Que vaut le nouveau film qui réunit Léa Seydoux et Melvil Poupaud ?
Mia Hansen-Løve développe depuis une dizaine d’années un cinéma aussi profond que délicat. Son nouveau film, Un beau matin, nous fait découvrir Léa Seydoux sous un jour sensible, à travers son regard féminin qui s’attache à chaque nuance de l’expression des émotions.
Par Olivier Joyard.
Une vie périclite, une autre se réveille. Ce mouvement de balancier, à la fois romanesque et intime, fait le sel du nouveau film de Mia Hansen-Løve, à travers le personnage d’une jeune Parisienne (Léa Seydoux) dont le père (Pascal Greggory) est atteint d’une maladie dégénérative.

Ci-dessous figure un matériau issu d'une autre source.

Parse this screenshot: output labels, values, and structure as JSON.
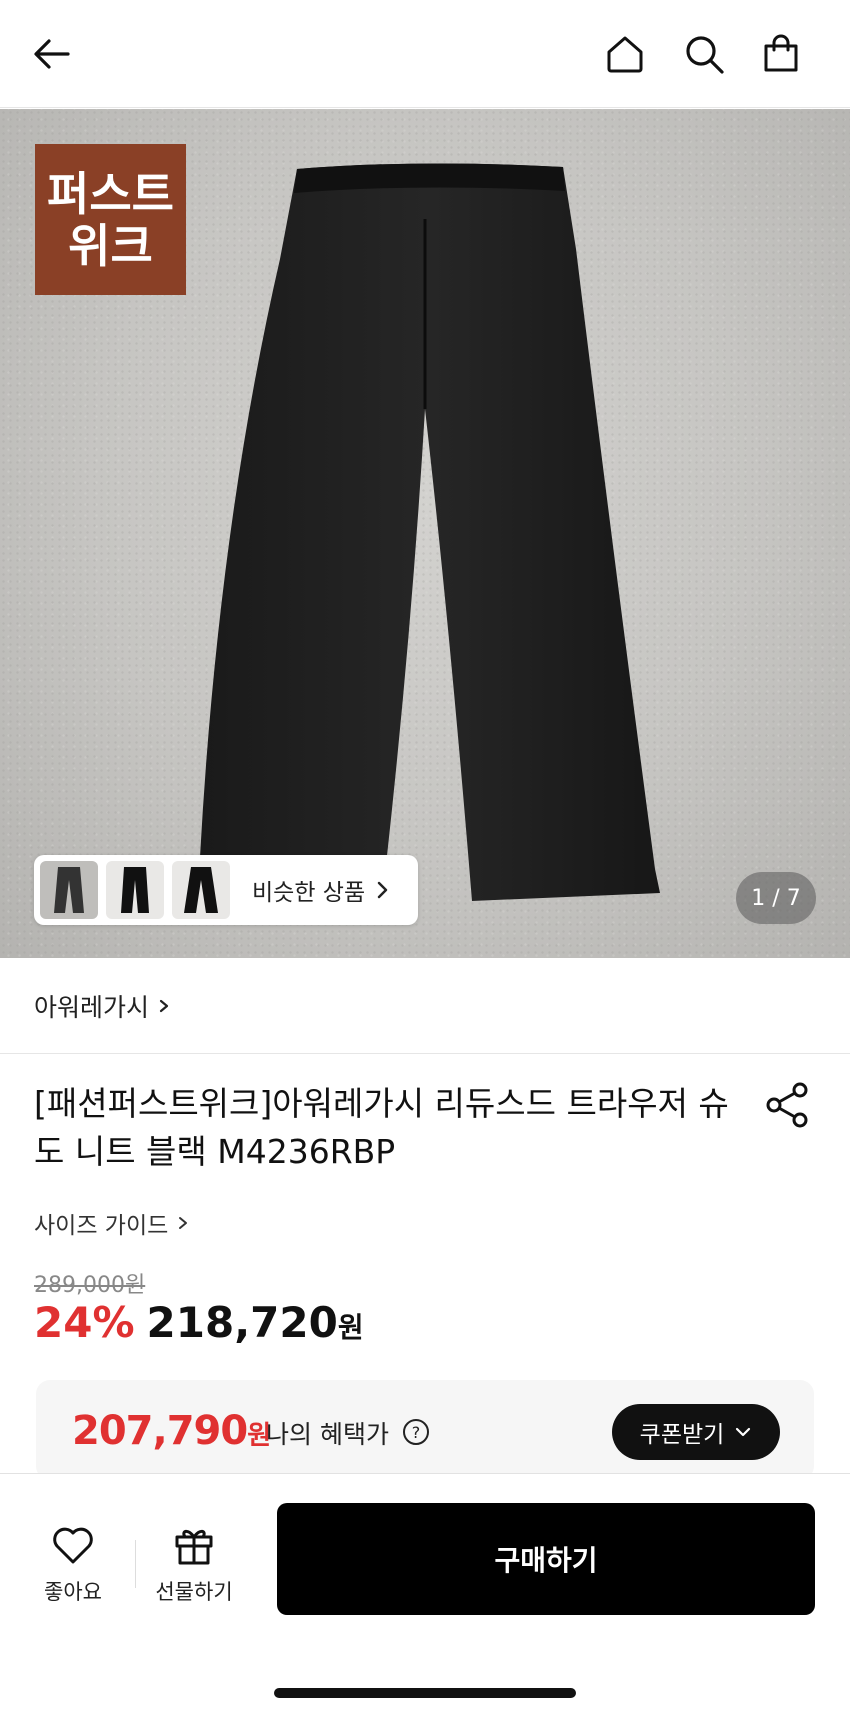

Cet intellectuel va mourir. Elle rencontre alors un homme (Melvil Poupaud) qui, doucement mais sûrement, lui redonne goût à la vie. Ce film précieux s’appelle Un beau matin, il s’agit du huitième long-métrage de la réalisatrice de 41 ans, dont l’œuvre se déploie depuis plus d’une décennie avec une délicatesse et une profondeur qui n’appartiennent qu’à elle. Comme tous ses films, celui-ci a pris racine dans sa propre expérience, posant d’emblée la question so French de l’autobiographie… avec quelques nuances. Rencontrée lors du dernier Festival de Cannes, où elle présentait son film à la Quinzaine des réalisateurs, Mia Hansen-Løve évoque ce qu’elle nomme le “miracle” de l’écriture : “Quand j’ai le sentiment qu’un film est possible, c’est que la fiction est possible. Mes films ne sont jamais la traduction littérale de ma vie. La catharsis ne vient pas de la reproduction du même, mais de la transformation.”
Un beau matin s’est d’abord construit autour d’un désir tenace, celui de filmer son actrice. Léa Seydoux ne cesse de nous surprendre, de James Bond au cinéma d’auteur international. Ici, quelque chose survient d’encore différent. “Avec moi, elle est plus à poil, au sens où je la filme dans un rôle qui peut sembler banal et proche de la vie, explique Mia Hansen-Løve. Mais j’ai le sentiment d’accéder encore plus directement au mystère qu’elle incarne, en la délestant de certains attributs de féminité et de glamour. J’ai voulu la filmer comme une vraie personne et non comme un fantasme masculin.” Une ode à l’actrice se dévoile, un exercice d’admiration dont la cinéaste ne se cache pas. “J’ai admiré Léa dans tous ses derniers rôles où je la trouve extraordinaire. Depuis ses débuts, la nature de l’émotion qu’elle véhicule me bouleverse. J’avais envie de la confronter à mon cinéma car il y a de la dureté chez elle, de la force. Elle pourrait être éloignée de mes héroïnes, et en même temps, je la trouve unique dans sa façon d’être à l’image et de se rendre disponible au surgissement d’une émotion. Cela a à voir avec la simplicité de son jeu, ce lien avec une tristesse et une mélancolie qui peuvent surgir violemment. Cette brutalité des émotions m’est apparue de façon claire en la filmant.”
Concernant Melvil Poupaud, c’est plutôt le souvenir de Conte d’été d’Éric Rohmer (1996) que Mia Hansen-Løve avait en tête, sa “grâce juvénile” dont elle parle avec conviction donnant au film son équilibre. Reste la touche de la réalisatrice, cette manière singulière de faire couler la dramaturgie. Dans le cinéma proposé ici, les événements ne font pas ou très peu de bruit : un changement de garde-robe dessine la trajectoire d’une amante, un regard cerne un enjeu majeur. Ce choix est devenu difficile à défendre face à une industrie vorace, l’intéressée en est consciente et s’explique : “J’ai l’impression d’être libre, avec des producteurs qui respectent mon écriture. Malgré tout, le cinéma que je défends me semble entré en résistance, encore plus depuis le Covid. Chercher à produire de l’émotion en évitant les effets, les artifices, mais en visant plutôt un sentiment de vérité dans la façon de raconter la vie, ce n’est jamais évident et ça l’est de moins en moins. Je traverse de très gros moments de doute par rapport au fait que ce cinéma-là puisse encore exister.”
Lutter contre le temps qui passe mais aussi contre la mise en danger de l’art : le fond et la forme se rejoignent dans le travail de Mia Hansen-Løve, ce qui lui permet de définir avec sobriété son ambition d’artiste : “Je fais un cinéma de traces. C’est toujours le résidu de quelque chose que je filme, pour garder une idée de certaines existences ou de moments de ma vie, rendre éternel l’éphémère. J’essaie de sauver l’existence de quelque chose après une disparition.”
Un beau matin de Mia Hansen- Løve. Sortie le 5 octobre.